Thursday, January 16, 2003

Legacy Of Equivalence?

There is quite a bit of noise being made about legacies in regards to the college admission process and how that relates to the immoral system of race-based admission as practiced by the likes of the University of Michigan.

The Wall Street Journal had a big piece on this yesterday and as I turned on my radio this morning, the Disaster That Is The Morning Spin (featuring the limp and distracted Ron Rosenbaum) was also discussing the issue.

As I told Ron this morning, there is absolutely no logical equivalency between race-based admissions and legacy-based admissions. The former takes race into consideration as a condition of acceptance. The latter does not. The former is morally wrong, the latter perhaps just unfair.

Now, if whites happen to benefit more from the legacy system (which would be expected due to past discrimination at mainly private schools) then that is an unintended consequence. Again, as I told Ron, the admissions officers are not accepting them more frequently because they are a legacy and WHITE, they are accepting them more frequently because they are LEGACIES. There is nothing stopping a black, Hispanic or native American legacy from getting the added benefit of legacy status. In fact, coupled with the points they get from the color of their skin, adding legacy status undoubtedly puts many of them even further ahead.

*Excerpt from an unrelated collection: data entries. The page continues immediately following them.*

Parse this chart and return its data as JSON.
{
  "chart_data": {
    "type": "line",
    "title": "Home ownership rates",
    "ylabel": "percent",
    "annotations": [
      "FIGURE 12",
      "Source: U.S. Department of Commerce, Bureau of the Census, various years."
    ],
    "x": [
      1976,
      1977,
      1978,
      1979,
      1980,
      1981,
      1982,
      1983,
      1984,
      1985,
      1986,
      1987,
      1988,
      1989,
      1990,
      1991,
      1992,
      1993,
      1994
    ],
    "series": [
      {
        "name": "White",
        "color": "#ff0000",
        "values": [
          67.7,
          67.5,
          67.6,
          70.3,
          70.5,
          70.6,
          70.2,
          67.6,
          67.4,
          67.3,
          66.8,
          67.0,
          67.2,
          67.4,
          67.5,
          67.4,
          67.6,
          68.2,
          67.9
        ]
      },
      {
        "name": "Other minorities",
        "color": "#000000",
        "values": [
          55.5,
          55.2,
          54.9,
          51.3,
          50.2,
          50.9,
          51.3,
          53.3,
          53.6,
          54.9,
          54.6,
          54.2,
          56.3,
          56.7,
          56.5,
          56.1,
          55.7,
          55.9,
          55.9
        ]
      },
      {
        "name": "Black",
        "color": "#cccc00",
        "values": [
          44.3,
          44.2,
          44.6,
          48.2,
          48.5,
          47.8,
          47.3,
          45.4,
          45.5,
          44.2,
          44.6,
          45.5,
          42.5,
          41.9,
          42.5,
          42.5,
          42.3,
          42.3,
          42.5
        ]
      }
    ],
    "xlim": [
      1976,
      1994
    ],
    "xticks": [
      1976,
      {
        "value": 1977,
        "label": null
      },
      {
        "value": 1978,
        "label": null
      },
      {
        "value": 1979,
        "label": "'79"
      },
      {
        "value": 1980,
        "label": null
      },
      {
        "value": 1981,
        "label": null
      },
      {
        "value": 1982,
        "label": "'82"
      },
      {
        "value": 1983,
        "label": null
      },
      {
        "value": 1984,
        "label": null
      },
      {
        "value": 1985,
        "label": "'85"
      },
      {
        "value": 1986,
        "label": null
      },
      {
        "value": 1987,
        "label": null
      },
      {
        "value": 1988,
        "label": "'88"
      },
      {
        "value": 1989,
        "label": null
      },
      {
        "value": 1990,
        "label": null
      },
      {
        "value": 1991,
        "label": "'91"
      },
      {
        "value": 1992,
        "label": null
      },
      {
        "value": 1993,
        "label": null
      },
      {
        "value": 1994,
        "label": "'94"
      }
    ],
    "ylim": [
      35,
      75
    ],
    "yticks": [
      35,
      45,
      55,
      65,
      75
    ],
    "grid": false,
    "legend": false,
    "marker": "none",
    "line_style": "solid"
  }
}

This legacy flap is being treated as the "Gotcha" that the media loves and the political hacks lick their chops over. "What does legacy preference do to advance fairness and merit" asks Theodore M. Shaw, a lawyer for the NAACP Legal Defense and Educational Fund Inc. (Incorporated!). "Why is it more defensible than an attempt to include people from minority groups that have been excluded in the past and are still under-represented?"

It is more defensible because blacks and other minority groups that are deemed under-represented are not necessarily harmed by legacy preference more than whites. Someone could argue that it is unfair to all groups that the legacies get in more frequently, but they would have to demonstrate that the test scores of legacies are much lower than those of non-legacies (as they are when comparing minority students who get accepted and whites who don't). At Harvard, the SAT scores of legacies are just two points below the school's overall average, which would be expected of students coming from a family tradition of academic excellence.

So this gotcha! is just nothing more than a red-herring to distract the country from the real issue being considered: can an institution use race as an admission criteria? Ron Rosenbaum (a lawyer who referred to the historic Bakke case today as "I think that was the case that said quotas were illegal" You think? Do your homework, putz!) would say yes. The Supreme Court will decide for good in the spring.